David Cameron's disapproval of those who expresse sympathy for murderer Raoul Moat suggests that he lacks sufficient insight into the human condition to see that even the worst of offenders are seldom, perhaps never,wholly responsible for their transgressions. He similarly,perhaps consequently, also lacks the humanity which would otherwise allow him to feel for a man driven to do such ill both to others and to himself.

lucky buck's picture

What happened to the right to freedom of speech? we dont all have to think like a politician ( Im neutral with the whole moat thing)but if i wasnt id like the option to have my own view.

john's picture

Moat was acting the same way a terrorist does,theatening and terrorising people. Who in their right mind would care about him now ,even his mother stated he would be better off killing himself.

Adam Grace's picture

Surely it is possible to discriminate between sympathy and admiration in the case of Raoul Moat. A compassionate society is one that, at the same time as condeming him and showing sympathy for his victims, looks at the reasons why a man finds himself in the position where he is compelled to go on a shooting rampage .

Moat's victims are far more worthy recipients of sympathy, but Mr. Cameron should bear in mind that this is a man who felt he had no option but to shoot himself in the head. That a person can find themselves in such a position in which they see no alternative but to take a shotgun to their temple is, I would suggest, worthy of a measure of sympathy, and saying so does not make less of the contempt that is rightly felt for his actions.

Mr. Cameron has been too general in his dismissal of "any wave of sympathy" for Moat. If we examine the meaning of Mr. Camerons recommendation against sympathy with someone who felt the need to end their own life, are we saying that it was right that he is now dead?

As Prime Minister, perhaps Mr. Cameron should set a moral tone. He could well have condemned the reference to Moat as a 'legend' and any admiration of him. (Such admiration is nurtured in no small part by an increasingly irresponsible media. He could have mentioned that. But that's another issue entirely.)

Cameron ultimately chose however, to take an authoritarian position. It appears that the new government does not find it coherent to simultaneously show compassion and condemnation. If we follow this thought through to it's logical conclusion, at what point does a criminal act become so horrendous as to exempt the perpetrator from any right to sympathy from the public or perhaps even the judicial system?

If this authoritarian tone displayed today by the Prime Minister, leaks down and informs policy, will we see a more authoritarian shading to our system of justice? Is this what the majority want for our predominantly liberally populated country?

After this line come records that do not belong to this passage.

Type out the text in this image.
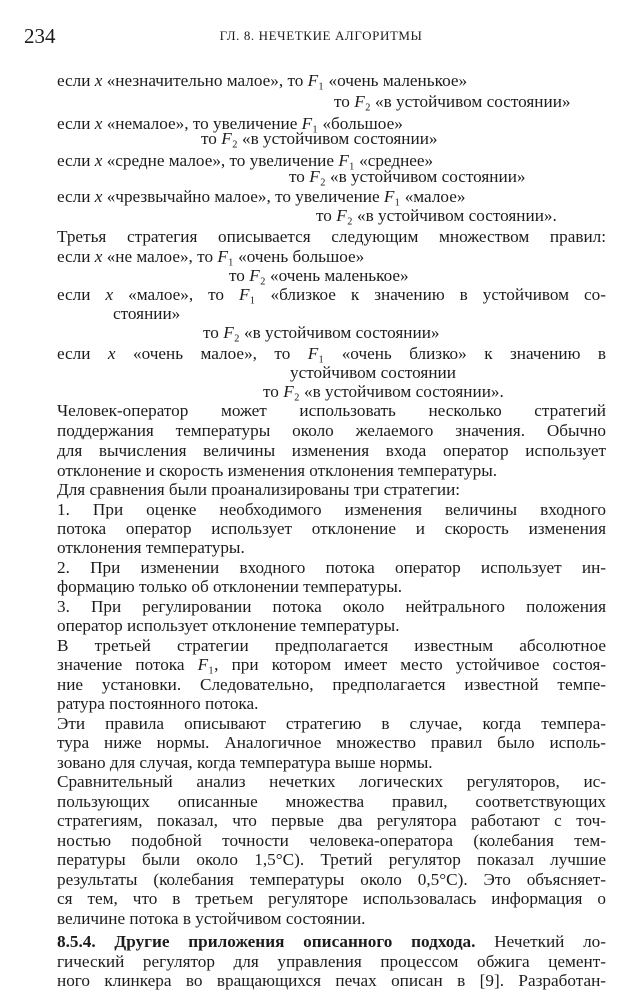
234	ГЛ. 8. НЕЧЕТКИЕ АЛГОРИТМЫ
если x «незначительно малое», то F₁ «очень маленькое»
то F₂ «в устойчивом состоянии»
если x «немалое», то увеличение F₁ «большое»
то F₂ «в устойчивом состоянии»
если x «средне малое», то увеличение F₁ «среднее»
то F₂ «в устойчивом состоянии»
если x «чрезвычайно малое», то увеличение F₁ «малое»
то F₂ «в устойчивом состоянии».
Третья стратегия описывается следующим множеством правил:
если x «не малое», то F₁ «очень большое»
то F₂ «очень маленькое»
если x «малое», то F₁ «близкое к значению в устойчивом со-
стоянии»
то F₂ «в устойчивом состоянии»
если x «очень малое», то F₁ «очень близко» к значению в
устойчивом состоянии
то F₂ «в устойчивом состоянии».
Человек-оператор может использовать несколько стратегий
поддержания температуры около желаемого значения. Обычно
для вычисления величины изменения входа оператор использует
отклонение и скорость изменения отклонения температуры.
Для сравнения были проанализированы три стратегии:
1. При оценке необходимого изменения величины входного
потока оператор использует отклонение и скорость изменения
отклонения температуры.
2. При изменении входного потока оператор использует ин-
формацию только об отклонении температуры.
3. При регулировании потока около нейтрального положения
оператор использует отклонение температуры.
В третьей стратегии предполагается известным абсолютное
значение потока F₁, при котором имеет место устойчивое состоя-
ние установки. Следовательно, предполагается известной темпе-
ратура постоянного потока.
Эти правила описывают стратегию в случае, когда темпера-
тура ниже нормы. Аналогичное множество правил было исполь-
зовано для случая, когда температура выше нормы.
Сравнительный анализ нечетких логических регуляторов, ис-
пользующих описанные множества правил, соответствующих
стратегиям, показал, что первые два регулятора работают с точ-
ностью подобной точности человека-оператора (колебания тем-
пературы были около 1,5°C). Третий регулятор показал лучшие
результаты (колебания температуры около 0,5°C). Это объясняет-
ся тем, что в третьем регуляторе использовалась информация о
величине потока в устойчивом состоянии.
8.5.4. Другие приложения описанного подхода. Нечеткий ло-
гический регулятор для управления процессом обжига цемент-
ного клинкера во вращающихся печах описан в [9]. Разработан-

Might I suggest that perhaps Mr. Cameron's liberal Tory mask is beginning to ever so slighly slip away.

Spartacus's picture

Perhaps David Cameron should look at the facts that when the police have killed innocent people in the past eg Charles Meneze. The police chief at the top gets knighted.Of course the public sympathy is going to change towards the police.What Raoul did was wrong but
it could of been prevented if the police had been more competent.The same lack of competence is in question with the shooting of Meneze's.So the public have a right to show sympathy when the problem stems from the police continually.